In fact, the best way in Washington for a plan to be upgraded, revamped, and improved is for it to fail spectacularly, and HOPE for Homeowners in no exception. According to CNN, "the House of Representatives recently approved an updated version of HOPE as part of the bankruptcy-reform bill that is a keystone to President Obama's Homeowner Affordability and Stabilization Plan."

This offers the perfect amount of false hope to people facing facing foreclosure, which carries on the grandiose "place your hope in the changing power of hope" theme of the presidential campaign.

If saving one home from foreclosure means that the government must appropriate nearly $300 billion and turn away over 750 other homeowners, what chance is there that any of its programs will really solve any of the problems in the housing market?

The three hundred billion dollars set aside to save one property means that all of the other three hundred million people in America have to put in $1,000 each -- to save one house! Of course, if this were an actual tax and the government was accountable for its failures, this waste and inefficiency would be eliminated quickly.

Instead, the government is able to rely on borrowing money or simply printing it, as Federal Reserve Chairman Ben Bernanke admitted the government is doing in his interview on 60 Minutes. Therefore, the HOPE for Homeowners program will be continued in the newest program to prop ,up housing prices at bubble levels.
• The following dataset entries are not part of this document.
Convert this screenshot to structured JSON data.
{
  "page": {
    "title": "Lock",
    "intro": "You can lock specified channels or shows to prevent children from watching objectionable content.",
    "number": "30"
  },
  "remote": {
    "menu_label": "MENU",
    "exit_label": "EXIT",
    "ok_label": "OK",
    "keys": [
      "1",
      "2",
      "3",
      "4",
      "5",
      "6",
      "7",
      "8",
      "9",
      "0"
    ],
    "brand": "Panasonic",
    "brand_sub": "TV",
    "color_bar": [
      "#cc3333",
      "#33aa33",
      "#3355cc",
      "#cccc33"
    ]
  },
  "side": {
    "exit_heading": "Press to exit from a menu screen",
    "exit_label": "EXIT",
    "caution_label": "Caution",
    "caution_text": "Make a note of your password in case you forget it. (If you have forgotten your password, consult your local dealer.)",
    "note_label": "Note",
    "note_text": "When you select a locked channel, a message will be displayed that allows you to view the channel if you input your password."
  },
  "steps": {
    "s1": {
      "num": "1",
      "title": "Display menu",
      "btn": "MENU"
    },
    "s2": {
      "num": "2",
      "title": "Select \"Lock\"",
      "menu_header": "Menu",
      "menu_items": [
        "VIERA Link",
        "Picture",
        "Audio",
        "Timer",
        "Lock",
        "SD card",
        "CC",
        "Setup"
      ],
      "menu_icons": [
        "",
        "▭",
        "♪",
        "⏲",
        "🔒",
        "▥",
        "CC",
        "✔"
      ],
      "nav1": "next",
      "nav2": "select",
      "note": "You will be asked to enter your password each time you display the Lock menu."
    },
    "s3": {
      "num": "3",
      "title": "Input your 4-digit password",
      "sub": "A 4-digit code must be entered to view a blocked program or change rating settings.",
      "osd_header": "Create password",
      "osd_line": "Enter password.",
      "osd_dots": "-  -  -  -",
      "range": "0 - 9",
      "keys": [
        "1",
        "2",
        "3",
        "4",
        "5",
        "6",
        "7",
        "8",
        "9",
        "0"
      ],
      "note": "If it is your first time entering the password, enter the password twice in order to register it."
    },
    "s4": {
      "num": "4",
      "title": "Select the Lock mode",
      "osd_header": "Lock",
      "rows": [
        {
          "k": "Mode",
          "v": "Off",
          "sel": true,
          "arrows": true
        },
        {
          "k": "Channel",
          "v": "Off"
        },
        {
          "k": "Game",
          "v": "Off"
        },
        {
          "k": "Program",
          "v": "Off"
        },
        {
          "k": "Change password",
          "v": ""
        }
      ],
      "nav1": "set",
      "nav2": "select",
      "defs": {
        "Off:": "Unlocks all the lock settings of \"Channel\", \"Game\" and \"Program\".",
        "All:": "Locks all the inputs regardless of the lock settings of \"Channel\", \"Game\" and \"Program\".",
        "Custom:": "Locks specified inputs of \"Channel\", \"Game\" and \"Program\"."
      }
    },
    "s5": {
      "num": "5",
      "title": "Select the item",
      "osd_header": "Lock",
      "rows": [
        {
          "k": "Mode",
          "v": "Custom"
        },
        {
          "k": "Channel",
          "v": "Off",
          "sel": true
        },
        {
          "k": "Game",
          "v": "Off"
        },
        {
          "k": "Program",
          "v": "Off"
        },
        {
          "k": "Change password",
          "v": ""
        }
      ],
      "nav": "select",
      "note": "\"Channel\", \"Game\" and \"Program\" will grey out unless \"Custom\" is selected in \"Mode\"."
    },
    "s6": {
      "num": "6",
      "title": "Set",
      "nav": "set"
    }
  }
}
But maybe the new improved version of the failed plan will convince some lenders to participate. CNN says that "Borrowers who owed $220,000 on a house valued at $200,000, for example, would need their mortgage balances reduced to $180,000 to qualify for an original HOPE for Homeowners refi. That's a $40,000 write-off. Under the new plan, lenders would have to forgive $34,000."

Is it conceivable that many banks would voluntarily participate in a program where they have to take a $34,000 cut instead of a $40,000 loss on a defaulted loan? Is there that big of a difference between $34,000, $40,000, or $60,000 (the average cost of a foreclosure) that would convince a lender to allocate additional resources to helping homeowners?

Unfortunately, the answer is still no. The fact that the program is voluntary for the banks and forces them to recognize significant losses on mortgages will keep them from participating. A slightly more lenient program is not what is needed. A plan that has been willing to spend $300 billion taxpayer dollars and has helped only one family needs to be ended before it hurts more homeowners.